The best part of his job, says Kenai Police Sgt. Gus Sandahl, is when he has a chance to interact in a positive way with kids.
“Any positive community program where police can be involved with kids, and show we’re real human beings, we like to have fun, as well as show them good sportsmanship and teach those principles, and give kids something to look forward to every month, and also give officers something to look forward to it’s very rewarding to us to see kids in a positive light,” Sandahl said.
To that end, Sandahl and Officer Tony Garcia of the Soldotna Police Department have been working with James Clark with the Boys and Girls Clubs of the Kenai Peninsula to establish a Police Athletics/Activities League program.
Clark said the idea was hatched with a grant the Boys and Girls Club received through the Office of Justice Programs. Clark has known Garcia and Sandahl for a long time, he said, and looking through available programs, the Police Athletic/Activities League seemed like a great fit for the central Kenai Peninsula.
Clark said the focus of the Kenai Peninsula’s P.A.L. will be on monthly activities. The first activity, a dodge ball and wallyball tournament, is scheduled for Feb. 24 at the Kenai Recreation Center.
Organizers had hoped to do dodge ball this month, but postponed when they realized their date would conflict with the Peninsula Winter Games.
Other events might include ski trips, ping pong tournaments, disc golf anything that might pique the interest of the 6- to 18-year-olds the program targets.
Members of the Kenai and Soldotna police departments will be involved in each activity, and Sandahl said he’s working to get some representation from the state troopers as well. Clark has received letters of endorsement from the Kenai and Soldotna police chiefs, Chuck Kopp and John Lucking Jr., too.
“I’m excited about the possibilities. I know a lot of other officers are as well,” Sandahl said.
Sandahl said he couldn’t pick any single activity that he was looking forward to in particular; he’s excited about the program as a whole and the chance to interact with youth in a positive setting.
“I was a D.A.R.E. officer for a couple of years. That is the best area of law enforcement. It was the best assignment, the best opportunity. The most fun part of the week was going into the classroom, being around kids, teaching them, getting feedback from them it reassures you that we have a great group of kids in this community,” Sandahl said.
Of course, a major goal of P.A.L. activities is reduction in juvenile crime. According to the National Police Athletics/Activities League Web site, “studies have shown that if a young person respects a police officer on the ball field, gym or classroom, the youth will likely come to respect the laws that police officers enforce.”
Sandahl said learning positive alternatives to poor decisions also is part of the D.A.R.E. message, and participation in community activities is a way to keep kids on the right path.
“Anybody that stays busy, whether a child or an adult, is more likely to stay out of trouble,” Sandahl said.
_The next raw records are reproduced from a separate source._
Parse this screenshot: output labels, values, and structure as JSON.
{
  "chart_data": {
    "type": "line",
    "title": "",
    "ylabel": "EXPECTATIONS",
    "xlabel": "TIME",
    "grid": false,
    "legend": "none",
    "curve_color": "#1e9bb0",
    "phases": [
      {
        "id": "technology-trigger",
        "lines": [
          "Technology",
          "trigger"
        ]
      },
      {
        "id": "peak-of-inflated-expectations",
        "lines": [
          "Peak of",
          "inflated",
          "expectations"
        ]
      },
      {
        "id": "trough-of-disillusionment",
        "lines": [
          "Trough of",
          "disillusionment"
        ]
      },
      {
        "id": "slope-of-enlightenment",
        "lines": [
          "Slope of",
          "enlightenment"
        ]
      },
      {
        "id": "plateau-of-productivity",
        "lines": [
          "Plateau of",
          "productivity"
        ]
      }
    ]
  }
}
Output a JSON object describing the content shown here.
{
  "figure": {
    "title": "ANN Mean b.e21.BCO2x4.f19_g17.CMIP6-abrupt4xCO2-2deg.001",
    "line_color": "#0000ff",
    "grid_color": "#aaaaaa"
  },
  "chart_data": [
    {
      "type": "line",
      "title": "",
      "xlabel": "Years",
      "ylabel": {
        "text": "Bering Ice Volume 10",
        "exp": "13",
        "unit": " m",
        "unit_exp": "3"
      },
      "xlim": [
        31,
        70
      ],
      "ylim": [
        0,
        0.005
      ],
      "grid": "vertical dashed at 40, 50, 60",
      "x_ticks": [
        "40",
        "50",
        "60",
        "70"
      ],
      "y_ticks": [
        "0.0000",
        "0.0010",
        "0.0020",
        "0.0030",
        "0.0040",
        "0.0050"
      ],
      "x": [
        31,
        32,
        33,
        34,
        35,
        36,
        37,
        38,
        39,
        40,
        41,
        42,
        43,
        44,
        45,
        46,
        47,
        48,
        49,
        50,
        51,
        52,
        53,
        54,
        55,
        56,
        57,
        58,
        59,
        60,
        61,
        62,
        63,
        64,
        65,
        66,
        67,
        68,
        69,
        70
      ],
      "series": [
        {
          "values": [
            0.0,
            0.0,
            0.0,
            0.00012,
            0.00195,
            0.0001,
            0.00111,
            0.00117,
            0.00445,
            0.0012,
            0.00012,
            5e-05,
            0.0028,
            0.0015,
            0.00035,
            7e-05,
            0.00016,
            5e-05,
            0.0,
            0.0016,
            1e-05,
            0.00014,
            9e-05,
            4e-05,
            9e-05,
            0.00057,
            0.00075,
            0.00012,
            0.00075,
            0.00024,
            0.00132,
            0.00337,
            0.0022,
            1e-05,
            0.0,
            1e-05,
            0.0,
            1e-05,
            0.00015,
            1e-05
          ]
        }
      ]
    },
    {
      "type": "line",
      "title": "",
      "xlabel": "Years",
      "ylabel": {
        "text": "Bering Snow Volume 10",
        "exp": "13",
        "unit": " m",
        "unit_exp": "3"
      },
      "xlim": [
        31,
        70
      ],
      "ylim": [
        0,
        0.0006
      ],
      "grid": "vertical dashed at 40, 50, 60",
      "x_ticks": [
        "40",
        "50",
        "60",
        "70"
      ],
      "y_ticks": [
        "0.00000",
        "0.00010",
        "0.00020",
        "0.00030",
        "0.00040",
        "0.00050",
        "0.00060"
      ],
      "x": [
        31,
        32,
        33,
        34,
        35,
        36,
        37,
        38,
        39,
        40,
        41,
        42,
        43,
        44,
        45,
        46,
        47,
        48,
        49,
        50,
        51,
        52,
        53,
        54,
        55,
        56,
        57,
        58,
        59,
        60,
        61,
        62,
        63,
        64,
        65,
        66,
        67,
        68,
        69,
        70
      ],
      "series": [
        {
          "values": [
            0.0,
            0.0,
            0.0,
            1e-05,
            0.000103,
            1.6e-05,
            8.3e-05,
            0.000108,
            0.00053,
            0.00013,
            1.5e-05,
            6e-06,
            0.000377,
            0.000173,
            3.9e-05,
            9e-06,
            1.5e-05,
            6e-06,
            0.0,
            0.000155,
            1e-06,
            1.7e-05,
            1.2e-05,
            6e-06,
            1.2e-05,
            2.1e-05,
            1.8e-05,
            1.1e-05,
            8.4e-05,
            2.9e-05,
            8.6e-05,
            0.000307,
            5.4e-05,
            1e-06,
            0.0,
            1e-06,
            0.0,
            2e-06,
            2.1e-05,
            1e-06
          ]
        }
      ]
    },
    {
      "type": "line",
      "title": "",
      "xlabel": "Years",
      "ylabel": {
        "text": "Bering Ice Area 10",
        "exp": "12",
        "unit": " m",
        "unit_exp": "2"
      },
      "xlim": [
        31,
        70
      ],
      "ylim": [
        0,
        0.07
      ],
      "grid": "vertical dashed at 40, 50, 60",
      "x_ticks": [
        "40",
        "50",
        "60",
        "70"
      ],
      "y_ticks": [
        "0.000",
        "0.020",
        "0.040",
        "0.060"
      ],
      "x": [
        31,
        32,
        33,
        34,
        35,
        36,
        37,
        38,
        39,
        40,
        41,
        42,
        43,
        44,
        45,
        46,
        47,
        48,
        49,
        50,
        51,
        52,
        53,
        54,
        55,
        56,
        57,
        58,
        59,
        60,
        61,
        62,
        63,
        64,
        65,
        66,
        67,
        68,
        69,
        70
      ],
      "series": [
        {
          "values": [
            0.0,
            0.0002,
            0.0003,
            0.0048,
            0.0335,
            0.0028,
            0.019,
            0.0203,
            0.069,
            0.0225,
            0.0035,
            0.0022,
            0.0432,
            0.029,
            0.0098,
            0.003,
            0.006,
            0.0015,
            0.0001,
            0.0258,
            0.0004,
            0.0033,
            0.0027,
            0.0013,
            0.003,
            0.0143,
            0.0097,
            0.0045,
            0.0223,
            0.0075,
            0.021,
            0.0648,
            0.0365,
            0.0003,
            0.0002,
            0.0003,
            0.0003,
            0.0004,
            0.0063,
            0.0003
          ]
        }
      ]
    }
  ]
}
Clark said his goal is for the peninsula P.A.L. the first in Alaska to be a long-term endeavor. Clark plans to spend the next six months raising awareness of the program, and he said once a charter is established, there are a variety of funding sources available. Getting kids and cops interacting in a positive environment, Clark said, is worth the effort.
“If we can get 100 kids involved in a tournament, that’s 100 kids we can reach. ... We want to build positive relationships and have a lot of fun doing it,” Clark said.